Angela Davis – A Queer Revolutionary Fighting for the Rights of the Oppressed

„You have to act as if it were possible to radically transform the world. And you have to do it all the time.” So said Angela Davis, 78, America’s most famous living revolutionary. She was born in Birmingham, Alabama, one of the most incendiary of the racist southern cities, in a neighborhood called “Dynamite Hill,” due to attacks on Black people by their white neighbors. Davis would rise to become an international beacon of anti-racist and feminist radicalism over decades, expanding her vision to include LGBTQ civil rights.

A radical political activist and theorist, Davis gained fame in the 1960s and 1970s as a leader in the Black Civil Rights, Black Power and Black and feminist liberation movements.

“I am no longer accepting the things I cannot change. I am changing the things I cannot accept.” – Said Davis through all her activism. 60 years ago, when she enrolled at Brandeis University, she was one of only three Black students. After graduating from Brandeis, Davis studied with Frankfurt school philosopher Herbert Marcuse in Berlin. In a 2007 television interview, Davis said, “Herbert Marcuse taught me that it was possible to be an academic, an activist, a scholar and a revolutionary.”

In 1969, while a professor in the philosophy department at the University of California, Los Angeles (UCLA), and already a world-renowned activist, Davis was fired for being a Communist and for her “inflammatory language.” Davis was also a member of the Los Angeles chapter of the Black Panthers at that time and identified as a radical feminist. Her firing was both urged and lauded by then Gov. Ronald Reagan, despite national support for her.

The following year, Davis was listed among the FBI’s Ten Most Wanted, the first Black woman to be on the FBI’s fugitives list, personally chosen by J. Edgar Hoover. The listing and subsequent manhunt came after guns Davis had purchased were used in an August 1970 shooting at the Marin County courthouse in California related to the Soledad Brothers, whom she supported as political prisoners.

 

FBI Wanted poster for Angela Davis. (Photo credit: Collection of the Smithsonian National Museum of African American History and Culture)

The manhunt for Davis was massive, but it took several months to track her down, eventually resulting in her arrest in New York City. When Davis was apprehended, President Richard M. Nixon congratulated the FBI on its “capture of the dangerous terrorist Angela Davis.”  But Davis was no terrorist and was acquitted of all charges after a 16-month prison stay without trial.

Davis’s arrest and imprisonment were focal points for other activists and heightened her political profile and activism. Black writers formed a committee called the Black People in Defense of Angela Davis which grew to hundreds of chapters in nearly 70 countries. John Lennon and Yoko Ono wrote a song, “Angela,” in support.
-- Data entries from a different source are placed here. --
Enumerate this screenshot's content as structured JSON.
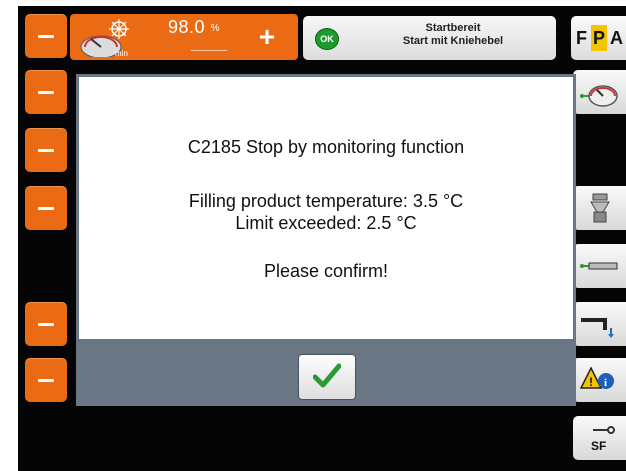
{
  "header": {
    "percent_value": "98.0",
    "percent_unit": "%",
    "gauge_label": "min",
    "plus_label": "+"
  },
  "status": {
    "badge": "OK",
    "line1": "Startbereit",
    "line2": "Start mit Kniehebel"
  },
  "brand": {
    "f": "F",
    "p": "P",
    "a": "A"
  },
  "dialog": {
    "title": "C2185 Stop by monitoring function",
    "line1": "Filling product temperature: 3.5 °C",
    "line2": "Limit exceeded: 2.5 °C",
    "prompt": "Please confirm!"
  },
  "side": {
    "sf_label": "SF"
  },
  "colors": {
    "accent": "#ea6b14",
    "ok": "#1d9b2e",
    "confirm": "#2a9a32"
  }
}
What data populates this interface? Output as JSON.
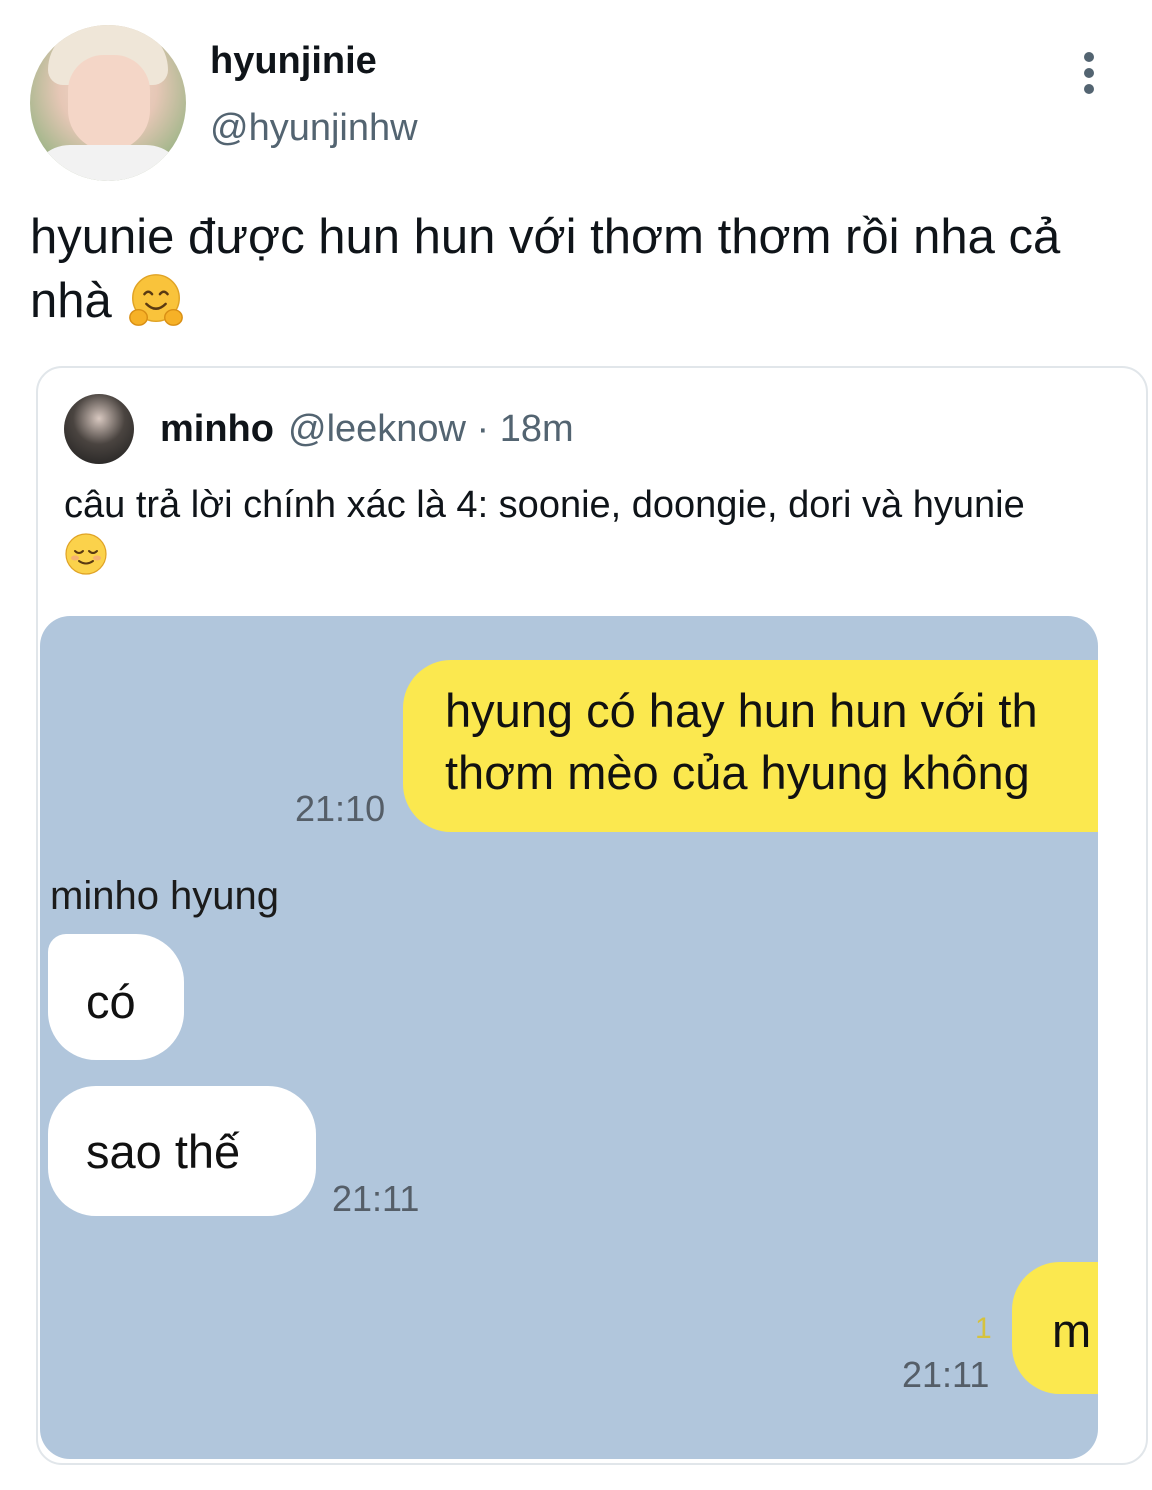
{
  "author": {
    "display_name": "hyunjinie",
    "handle": "@hyunjinhw"
  },
  "tweet": {
    "text": "hyunie được hun hun với thơm thơm rồi nha cả nhà",
    "emoji": "hugging-face"
  },
  "quoted_tweet": {
    "display_name": "minho",
    "meta": "@leeknow · 18m",
    "text": "câu trả lời chính xác là 4: soonie, doongie, dori và hyunie",
    "emoji": "relieved-face",
    "chat": {
      "outgoing_1": {
        "line1": "hyung có hay hun hun với th",
        "line2": "thơm mèo của hyung không",
        "time": "21:10"
      },
      "sender_name": "minho hyung",
      "incoming_1": "có",
      "incoming_2": "sao thế",
      "incoming_time": "21:11",
      "outgoing_2": {
        "text": "m",
        "read_count": "1",
        "time": "21:11"
      }
    }
  },
  "colors": {
    "chat_background": "#b1c6dc",
    "outgoing_bubble": "#fbe84f",
    "incoming_bubble": "#ffffff",
    "secondary_text": "#536471"
  }
}
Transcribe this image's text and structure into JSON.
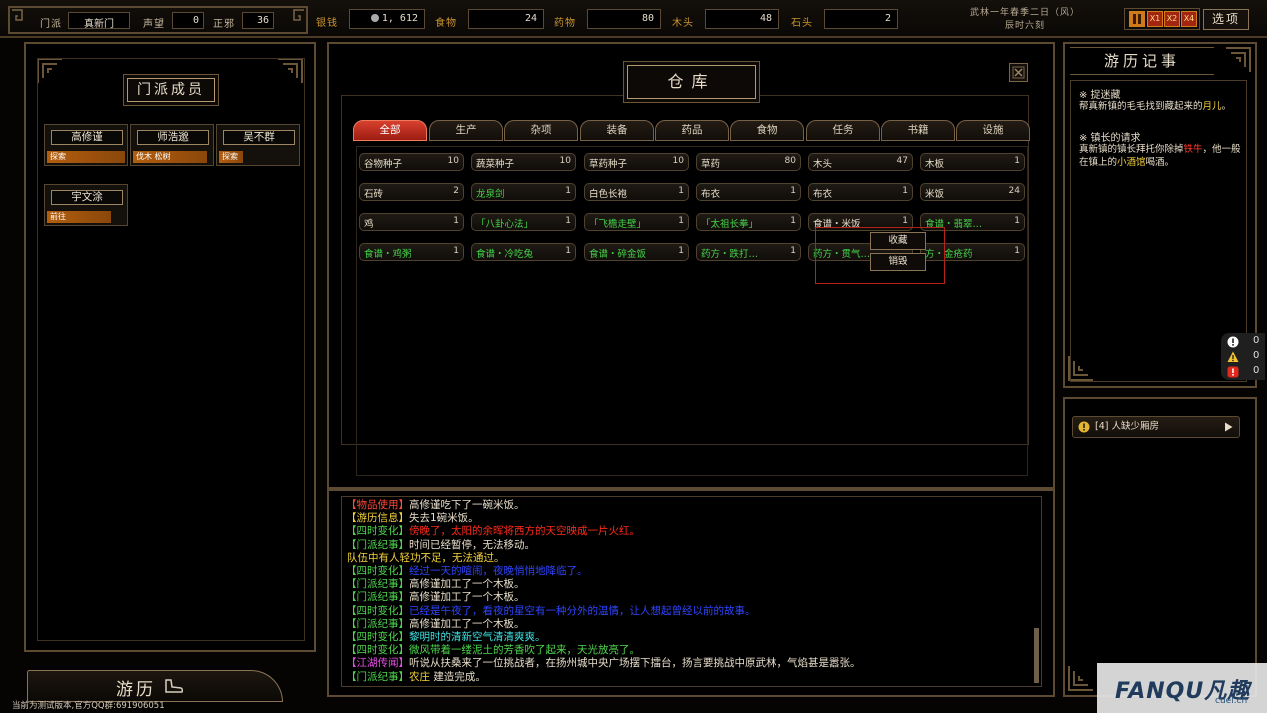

A lifelong Communist, in 1980 and 1984 Davis was the Communist Party’s candidate for vice president. She subsequently split from the Communist Party and in recent years supported Barack Obama, Hillary Clinton and Joe Biden for president, noting that it was essential to vote against the Republican Party leadership and oust them from the White House.

On prisons, Davis’s writing is succinct as she links a series of social issues to America’s carceral system which fosters racism and in which LGBTQ people are disproportionately imprisoned. She argues, “Prisons do not disappear social problems, they disappear human beings. Homelessness, unemployment, drug addiction, mental illness, and illiteracy are only a few of the problems that disappear from public view when the human beings contending with them are relegated to cages.”

Photo: AAIHS

In her interview with George, Davis talked about the protests in the summer of 2020 and made another causal link between police violence — which also spurred gay and trans people at Stonewall: “The abolitionist imagination delinks us from that which is. It allows us to imagine other ways of addressing issues of safety and security. Most of us have assumed in the past that when it comes to public safety, the police are the ones who are in charge. When it comes to issues of harm in the community, prisons are the answer. But what if we imagined different modes of addressing harm, different modes of addressing security and safety?”

In 2019 Davis was inducted into the National Women’s Hall of Fame and in 2020, she was listed as the 1971 “Woman of the Year” in Time magazine’s “100 Women of the Year” edition, which covered the 100 years that began with women’s suffrage in 1920. Davis was also included in Time’s 100 Most Influential People of 2020.

In “Freedom Is a Constant Struggle,” Davis gives a template for activism and recording our own stories. She writes, “Our histories never unfold in isolation. We cannot truly tell what we consider to be our own histories without knowing the other stories. And often we discover that those other stories are actually our own stories.”